VISOR WDTCF

Acknowledgement

When use this repo, any of our models or dataset, you need to cite the VISOR paper

Citing VISOR

@inproceedings{VISOR2022,
  title = {EPIC-KITCHENS VISOR Benchmark: VIdeo Segmentations and Object Relations},
  author = {Darkhalil, Ahmad and Shan, Dandan and Zhu, Bin and Ma, Jian and Kar, Amlan and Higgins, Richard and Fidler, Sanja and Fouhey, David and Damen, Dima},
  booktitle = {Proceedings of the Neural Information Processing Systems (NeurIPS) Track on Datasets and Benchmarks},
  year = {2022}
}

Overview

Where Did This Come From (WDTCF)? is a taster benchmark for long-term perception with scene segmentation. Given a frame from an untrimmed video with a mask indicating a query object, the task aims to trace the mask back through time to identify WDTCF, e.g., milk from the fridge, and a plate from a particular cupboard.
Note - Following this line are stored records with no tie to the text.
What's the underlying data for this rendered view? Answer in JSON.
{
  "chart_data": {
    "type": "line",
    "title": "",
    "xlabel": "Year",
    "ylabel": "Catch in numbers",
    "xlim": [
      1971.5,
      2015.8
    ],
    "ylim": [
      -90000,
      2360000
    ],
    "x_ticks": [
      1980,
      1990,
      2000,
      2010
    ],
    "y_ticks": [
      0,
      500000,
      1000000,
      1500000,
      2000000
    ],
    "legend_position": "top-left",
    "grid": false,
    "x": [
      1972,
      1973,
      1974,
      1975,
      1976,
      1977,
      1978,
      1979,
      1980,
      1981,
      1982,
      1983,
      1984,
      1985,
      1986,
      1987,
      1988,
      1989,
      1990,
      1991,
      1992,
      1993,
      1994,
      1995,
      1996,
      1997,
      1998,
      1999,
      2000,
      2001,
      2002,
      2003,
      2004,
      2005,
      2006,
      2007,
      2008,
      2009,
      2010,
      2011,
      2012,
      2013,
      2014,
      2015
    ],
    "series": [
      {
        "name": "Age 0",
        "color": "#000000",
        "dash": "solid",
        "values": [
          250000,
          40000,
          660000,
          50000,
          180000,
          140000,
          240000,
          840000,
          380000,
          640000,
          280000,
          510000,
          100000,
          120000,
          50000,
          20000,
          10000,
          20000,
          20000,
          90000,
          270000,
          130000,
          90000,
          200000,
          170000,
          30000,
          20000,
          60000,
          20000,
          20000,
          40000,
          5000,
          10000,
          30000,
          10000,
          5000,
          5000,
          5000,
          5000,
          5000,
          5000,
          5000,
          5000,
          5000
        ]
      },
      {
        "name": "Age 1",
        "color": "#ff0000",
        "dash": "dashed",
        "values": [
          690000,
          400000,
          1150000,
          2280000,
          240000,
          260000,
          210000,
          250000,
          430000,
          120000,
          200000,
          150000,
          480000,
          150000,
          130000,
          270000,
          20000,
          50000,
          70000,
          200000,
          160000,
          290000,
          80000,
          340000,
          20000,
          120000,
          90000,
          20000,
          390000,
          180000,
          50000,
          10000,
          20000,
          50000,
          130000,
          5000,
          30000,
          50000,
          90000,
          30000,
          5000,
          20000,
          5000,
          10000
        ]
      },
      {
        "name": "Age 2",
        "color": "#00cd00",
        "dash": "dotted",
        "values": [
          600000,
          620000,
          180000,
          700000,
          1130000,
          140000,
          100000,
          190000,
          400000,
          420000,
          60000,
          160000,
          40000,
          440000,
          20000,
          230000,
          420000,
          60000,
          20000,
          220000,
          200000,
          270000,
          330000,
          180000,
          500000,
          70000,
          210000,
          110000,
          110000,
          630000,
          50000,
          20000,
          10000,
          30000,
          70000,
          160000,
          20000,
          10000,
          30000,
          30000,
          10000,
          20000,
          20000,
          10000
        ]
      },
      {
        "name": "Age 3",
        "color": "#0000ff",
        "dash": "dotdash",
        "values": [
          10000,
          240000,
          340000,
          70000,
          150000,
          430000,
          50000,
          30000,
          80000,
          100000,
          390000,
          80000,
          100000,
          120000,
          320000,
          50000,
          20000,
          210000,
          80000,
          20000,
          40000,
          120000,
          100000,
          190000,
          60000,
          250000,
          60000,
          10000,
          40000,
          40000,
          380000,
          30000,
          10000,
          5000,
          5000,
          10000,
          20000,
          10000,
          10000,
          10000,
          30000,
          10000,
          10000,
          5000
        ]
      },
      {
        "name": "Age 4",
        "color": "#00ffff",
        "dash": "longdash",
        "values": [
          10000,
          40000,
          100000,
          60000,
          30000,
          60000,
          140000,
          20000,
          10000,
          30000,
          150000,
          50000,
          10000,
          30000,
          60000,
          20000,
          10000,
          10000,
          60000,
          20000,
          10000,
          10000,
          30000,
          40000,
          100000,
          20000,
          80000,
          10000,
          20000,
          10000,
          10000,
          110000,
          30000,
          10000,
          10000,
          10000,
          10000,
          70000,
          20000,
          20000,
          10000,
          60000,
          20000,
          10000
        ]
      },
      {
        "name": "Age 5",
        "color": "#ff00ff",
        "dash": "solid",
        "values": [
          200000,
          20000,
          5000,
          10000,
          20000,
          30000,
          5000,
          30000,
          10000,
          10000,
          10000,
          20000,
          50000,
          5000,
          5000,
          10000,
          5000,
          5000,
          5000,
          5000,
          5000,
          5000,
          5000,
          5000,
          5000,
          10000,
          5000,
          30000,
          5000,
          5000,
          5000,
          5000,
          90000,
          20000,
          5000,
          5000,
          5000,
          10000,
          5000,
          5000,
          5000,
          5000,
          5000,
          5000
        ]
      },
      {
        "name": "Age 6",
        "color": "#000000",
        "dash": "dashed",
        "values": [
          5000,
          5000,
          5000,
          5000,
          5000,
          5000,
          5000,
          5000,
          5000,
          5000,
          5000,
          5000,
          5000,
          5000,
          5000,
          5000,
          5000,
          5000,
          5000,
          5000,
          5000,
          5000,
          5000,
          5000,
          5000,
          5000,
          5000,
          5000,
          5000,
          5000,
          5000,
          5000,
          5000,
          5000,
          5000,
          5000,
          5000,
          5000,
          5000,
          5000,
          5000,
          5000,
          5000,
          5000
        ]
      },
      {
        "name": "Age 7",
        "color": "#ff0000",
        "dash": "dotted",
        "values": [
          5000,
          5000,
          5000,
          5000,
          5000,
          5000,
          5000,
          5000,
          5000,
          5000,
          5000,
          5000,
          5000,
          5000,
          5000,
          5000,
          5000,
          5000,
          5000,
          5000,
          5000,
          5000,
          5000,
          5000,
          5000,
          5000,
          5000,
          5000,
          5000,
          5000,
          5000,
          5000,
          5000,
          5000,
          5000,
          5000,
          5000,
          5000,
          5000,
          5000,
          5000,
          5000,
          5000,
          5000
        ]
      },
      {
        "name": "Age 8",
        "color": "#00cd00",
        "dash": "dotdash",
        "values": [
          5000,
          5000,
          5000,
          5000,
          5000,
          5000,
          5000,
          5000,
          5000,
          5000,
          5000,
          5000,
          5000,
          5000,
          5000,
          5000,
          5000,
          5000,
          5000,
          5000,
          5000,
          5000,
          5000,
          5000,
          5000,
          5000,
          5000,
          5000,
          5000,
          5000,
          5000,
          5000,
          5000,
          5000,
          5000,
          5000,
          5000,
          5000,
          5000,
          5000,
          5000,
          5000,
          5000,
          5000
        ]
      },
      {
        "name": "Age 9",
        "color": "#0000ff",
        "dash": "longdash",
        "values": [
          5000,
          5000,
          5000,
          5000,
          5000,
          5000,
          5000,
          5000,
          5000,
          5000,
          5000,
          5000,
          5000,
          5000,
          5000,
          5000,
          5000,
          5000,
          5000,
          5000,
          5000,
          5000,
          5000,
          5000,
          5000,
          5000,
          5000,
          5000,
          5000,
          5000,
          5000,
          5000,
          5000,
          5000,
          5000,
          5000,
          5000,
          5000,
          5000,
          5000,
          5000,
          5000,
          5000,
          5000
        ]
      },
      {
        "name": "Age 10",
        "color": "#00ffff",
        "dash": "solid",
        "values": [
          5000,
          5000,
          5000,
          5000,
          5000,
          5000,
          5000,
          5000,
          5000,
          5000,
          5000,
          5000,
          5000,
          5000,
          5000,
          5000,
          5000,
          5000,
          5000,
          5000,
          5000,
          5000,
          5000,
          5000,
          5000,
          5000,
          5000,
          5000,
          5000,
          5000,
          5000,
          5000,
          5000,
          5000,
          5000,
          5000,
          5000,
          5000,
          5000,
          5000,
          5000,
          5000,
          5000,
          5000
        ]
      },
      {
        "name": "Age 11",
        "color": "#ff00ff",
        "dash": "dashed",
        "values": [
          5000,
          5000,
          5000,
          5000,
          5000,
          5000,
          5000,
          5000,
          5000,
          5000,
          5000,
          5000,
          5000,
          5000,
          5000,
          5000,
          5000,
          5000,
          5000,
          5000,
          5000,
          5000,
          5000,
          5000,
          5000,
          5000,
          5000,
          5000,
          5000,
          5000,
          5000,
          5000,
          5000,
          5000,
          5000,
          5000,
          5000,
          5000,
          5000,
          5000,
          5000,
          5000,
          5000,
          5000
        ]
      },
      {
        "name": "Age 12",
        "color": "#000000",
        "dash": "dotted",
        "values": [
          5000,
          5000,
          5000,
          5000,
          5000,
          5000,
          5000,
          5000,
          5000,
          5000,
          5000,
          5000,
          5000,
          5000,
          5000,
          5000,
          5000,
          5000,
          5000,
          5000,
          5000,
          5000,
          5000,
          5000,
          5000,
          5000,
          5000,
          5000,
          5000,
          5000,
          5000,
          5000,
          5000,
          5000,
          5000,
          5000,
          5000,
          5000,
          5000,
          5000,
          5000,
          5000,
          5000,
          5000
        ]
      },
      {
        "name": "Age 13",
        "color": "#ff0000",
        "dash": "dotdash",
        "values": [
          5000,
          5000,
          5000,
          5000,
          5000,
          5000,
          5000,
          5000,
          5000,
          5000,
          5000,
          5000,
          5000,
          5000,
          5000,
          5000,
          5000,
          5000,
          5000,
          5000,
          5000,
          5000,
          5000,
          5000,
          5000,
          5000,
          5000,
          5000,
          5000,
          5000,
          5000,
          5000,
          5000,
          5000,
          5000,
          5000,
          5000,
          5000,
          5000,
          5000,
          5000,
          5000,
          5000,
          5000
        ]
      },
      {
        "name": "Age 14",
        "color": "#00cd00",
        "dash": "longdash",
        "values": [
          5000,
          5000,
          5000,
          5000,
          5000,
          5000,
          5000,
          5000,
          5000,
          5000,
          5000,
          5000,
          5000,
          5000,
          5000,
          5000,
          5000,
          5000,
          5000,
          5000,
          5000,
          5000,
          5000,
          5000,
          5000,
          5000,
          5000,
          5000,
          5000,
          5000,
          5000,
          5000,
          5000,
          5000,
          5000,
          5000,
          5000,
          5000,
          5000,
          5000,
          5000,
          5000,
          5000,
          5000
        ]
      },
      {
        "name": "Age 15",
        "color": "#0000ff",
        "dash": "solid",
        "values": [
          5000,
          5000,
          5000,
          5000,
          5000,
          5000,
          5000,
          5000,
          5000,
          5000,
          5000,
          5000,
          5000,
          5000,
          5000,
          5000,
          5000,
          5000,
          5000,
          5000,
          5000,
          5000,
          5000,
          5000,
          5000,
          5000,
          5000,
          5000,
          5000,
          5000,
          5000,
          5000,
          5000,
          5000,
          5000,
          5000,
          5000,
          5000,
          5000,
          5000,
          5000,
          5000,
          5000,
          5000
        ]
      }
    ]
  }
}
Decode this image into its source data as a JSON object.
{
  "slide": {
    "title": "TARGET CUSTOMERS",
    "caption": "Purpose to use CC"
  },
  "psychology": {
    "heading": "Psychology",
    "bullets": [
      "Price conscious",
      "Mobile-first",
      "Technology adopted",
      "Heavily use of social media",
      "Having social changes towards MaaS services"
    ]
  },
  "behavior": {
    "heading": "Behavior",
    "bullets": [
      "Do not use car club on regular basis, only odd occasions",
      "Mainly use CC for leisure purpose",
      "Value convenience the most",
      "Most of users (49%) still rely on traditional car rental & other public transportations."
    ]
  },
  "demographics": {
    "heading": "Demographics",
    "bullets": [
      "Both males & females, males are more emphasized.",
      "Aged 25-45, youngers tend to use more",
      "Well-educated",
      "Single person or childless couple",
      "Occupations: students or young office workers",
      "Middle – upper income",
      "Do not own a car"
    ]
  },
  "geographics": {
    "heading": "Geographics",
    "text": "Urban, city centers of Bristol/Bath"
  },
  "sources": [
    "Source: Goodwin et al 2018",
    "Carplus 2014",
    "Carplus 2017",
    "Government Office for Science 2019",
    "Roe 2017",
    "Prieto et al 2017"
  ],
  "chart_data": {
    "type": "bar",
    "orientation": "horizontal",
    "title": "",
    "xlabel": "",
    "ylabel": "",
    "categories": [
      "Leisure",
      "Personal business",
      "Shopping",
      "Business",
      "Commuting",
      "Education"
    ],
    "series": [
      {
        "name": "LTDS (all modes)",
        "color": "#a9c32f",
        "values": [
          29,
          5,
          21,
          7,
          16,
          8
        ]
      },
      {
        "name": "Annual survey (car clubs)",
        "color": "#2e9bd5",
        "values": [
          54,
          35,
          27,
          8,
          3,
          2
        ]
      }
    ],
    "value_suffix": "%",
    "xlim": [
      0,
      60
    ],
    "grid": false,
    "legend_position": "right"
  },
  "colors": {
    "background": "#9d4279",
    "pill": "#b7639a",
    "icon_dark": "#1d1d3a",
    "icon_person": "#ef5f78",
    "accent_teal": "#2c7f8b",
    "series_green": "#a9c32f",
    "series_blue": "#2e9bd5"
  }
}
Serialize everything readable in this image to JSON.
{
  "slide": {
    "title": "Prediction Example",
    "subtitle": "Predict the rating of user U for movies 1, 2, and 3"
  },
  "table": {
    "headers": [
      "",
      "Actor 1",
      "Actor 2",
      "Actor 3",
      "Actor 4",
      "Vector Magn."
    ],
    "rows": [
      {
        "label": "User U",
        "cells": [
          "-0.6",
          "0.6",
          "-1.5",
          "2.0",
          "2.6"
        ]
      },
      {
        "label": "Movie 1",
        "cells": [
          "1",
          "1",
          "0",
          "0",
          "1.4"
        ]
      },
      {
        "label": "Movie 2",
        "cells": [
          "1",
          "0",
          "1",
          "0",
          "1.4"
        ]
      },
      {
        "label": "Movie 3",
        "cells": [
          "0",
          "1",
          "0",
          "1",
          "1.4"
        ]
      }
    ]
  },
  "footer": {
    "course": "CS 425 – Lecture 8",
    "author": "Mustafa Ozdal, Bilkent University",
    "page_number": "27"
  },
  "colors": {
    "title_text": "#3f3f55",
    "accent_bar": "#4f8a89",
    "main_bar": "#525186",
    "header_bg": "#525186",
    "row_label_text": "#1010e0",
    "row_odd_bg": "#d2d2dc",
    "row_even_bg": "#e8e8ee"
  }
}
For example, where did this (onion) come from?

Answer: Cupboard

Statistics

In total, 222 WDTCF examples are obtained from 92 untrimmed videos in train and val sets of VISOR, with 78 unique query objects. The gap between the query and evidence frames is 5.4 mins (19K frames) on average, but it varies widely with a standard deviation of 8 mins (min=1s, max=52 mins).

Annotation Download

The annotations include the following:

  • Query frame ID: frame to ask the question 'where did this come from?'.
  • Query object: object of interest in the query frame and 'this' in the question. Note that we assume object name is unknown and only mask of the object is provided as input.
  • Source object: a finite list of 15 sources from which objects emerge in the kitchen, i.e., [fridge, freezer, cupboard, drawer, oven, dishwasher, bag, bottle, box, package, jar, can, pan, tub, cup].
  • Evidence frame ID: evidence to infer the answer for the question, i.e, the query object emerging from the source object.

Download WDTCF_GT.json

Annotation Visulization

Download all annotation visulization

Evaluation Code

python evaluation.py

Download the VISOR annotations here.

Prepare your prediction, the folder structure should look like

Prediction
|   WDTCF_preds.json
|   P01_01_celery_query_pred.png
|   P01_01_celery_source_pred.png
|   ...
|   P37_101_chicken_query_pred.png
|   P37_101_chicken_source_pred.png

In addition to the folder structure above, predictions should be formatted as a single JSON. The keys in WDTCF_preds.json are the same with WDTCF_GT, e.g., P37_101_chicken, and the prediction for each query includes:

  • query_pred: prediction of the query object class ID, e.g., 58.
  • answer_pred: prediction of the source object class ID, e.g., 13.
  • evidence_frame_pred: prediction of the evidence frame, e.g., P37_101_frame_0000000512.jpg.

PX_X_X_query_pred.png and PX_X_X_source_pred.png are the prediction of query and source masks respectively (resolution: 1080x1920).